Fire authorities aware of wildlife corridor
It is time to stop creating unnecessary alarm, worry and anxiety about the impact of fire in Pearl Beach (Forum, February 21).
It is important and prudent that residents and property owners in Pearl Beach are aware of fire risk and that they maintain their properties appropriately.
This has always been the case and the situation has been monitored effectively by the local fire authorities for many years.
Pearl Beach is fortunate to have a well-equipped and well trained Bush Fire Brigade which is strongly supported by the local community.
It operates under the close supervision of the Council's Fire Control authority at Kariong.
Pearl Beach is also fortunate in its natural topography in relation to the impact of wildfire on it.
It is important to understand this topography when considering potential fire impact and to have a rational and realistic assessment of the degree of risk.
There has not been a fire in the Pearl Beach village since the fire of December 23, 1990.
The fire started at Mullet Creek early on December 23, and was fanned by hot strong north-west winds through Brisbane Water National Park arriving on top of the mountain to the west of Pearl Beach near the waterfall about 1pm.
While fires don't normally travel down hillsides where they are protected from the prevailing wind, or travel very slowly down these hillsides, the gasses and sparks in this very hot fire blew from the top of the mountain down into the pine forest below which was still growing at that time in lot 540.

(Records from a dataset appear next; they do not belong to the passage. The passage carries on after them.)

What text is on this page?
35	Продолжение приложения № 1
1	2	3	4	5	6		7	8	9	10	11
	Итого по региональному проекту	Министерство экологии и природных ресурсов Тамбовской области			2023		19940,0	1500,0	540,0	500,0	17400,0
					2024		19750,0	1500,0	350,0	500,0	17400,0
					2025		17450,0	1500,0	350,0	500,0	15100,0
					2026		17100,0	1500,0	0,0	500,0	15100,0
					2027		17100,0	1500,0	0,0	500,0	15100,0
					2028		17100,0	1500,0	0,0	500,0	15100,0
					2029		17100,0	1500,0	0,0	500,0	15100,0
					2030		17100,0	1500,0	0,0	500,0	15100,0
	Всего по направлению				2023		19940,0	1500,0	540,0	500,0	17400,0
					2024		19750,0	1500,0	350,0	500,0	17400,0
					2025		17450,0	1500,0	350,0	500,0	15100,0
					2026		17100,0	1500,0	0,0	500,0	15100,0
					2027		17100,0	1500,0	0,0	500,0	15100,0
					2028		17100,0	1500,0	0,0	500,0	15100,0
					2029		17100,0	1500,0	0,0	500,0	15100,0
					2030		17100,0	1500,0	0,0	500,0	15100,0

The pine forest literally exploded like a bomb into fire itself, spraying sparks which started fires in the Arboretum and the Creek lines.
The effect of the pine forest was similar to the disastrous fires in Canberra several years ago where huge pine forests throughout Canberra created much devastation and exacerbated the severity of those fires.
Had the pine forest not grown and exploded, the possible resulting spot fires in 1990 would have been more easily contained in the village area by residents and the fire fighting teams present on that day and it is unlikely that the two houses would have been lost.
In fact they were lost because the owners were not present to defend their houses or to call up help from the fire brigades.
The houses were set well back from the street and could not be seen from Crystal Ave by the visiting Fire Brigade people working in that area.
Since 1990 there have been several fires in the Patonga Rd area of Brisbane Water National Park, probably one every three to five years.
Some of these have been quite severe in strong north-west winds as in 1990.
On each occasion these fires have been fought, when necessary, with helicopter water bombing techniques, which were not available in 1990, and successfully extinguished on top of the mountain.
On the most recent occasion, the fire authorities even extended the burn in the National Park for fuel reduction purposes whilst they had helicopter assistance on site.
With mountains to the north and south giving protection in winds from those directions and sea protection to the east, Pearl Beach is really only threatened by severe fire from the west. Control of these fires has advanced considerably since 1990.
National Parks have a regular hazard reduction program which includes the National Park west of the village
The regeneration of the wildlife corridor of the Crommelin Native Arboretum in Pearl Beach will replicate the natural forest of the National Park and the University's Crommelin Research Station bushland which are adjacent to it.
However, it will include a grassed open area and a cleared emergency vehicle access track to provide access to a part not previously accessible.
The planning of the regeneration has been done with the full knowledge of Gosford Council and the Kariong Fire Control centre.
The Pearl Beach community strongly supported the creation of the wildlife corridor for mammals and birds and the expansion of the Arboretum.
Pearl Beach is a caring community and it saw the need for the corridor.
Is it being suggested that the whole of the National Park hillsides surrounding Pearl Beach, the Crommelin Research Station and all the vegetation in our creeklines and wetlands should be cleared?
We need to be rational and reasonable about this issue.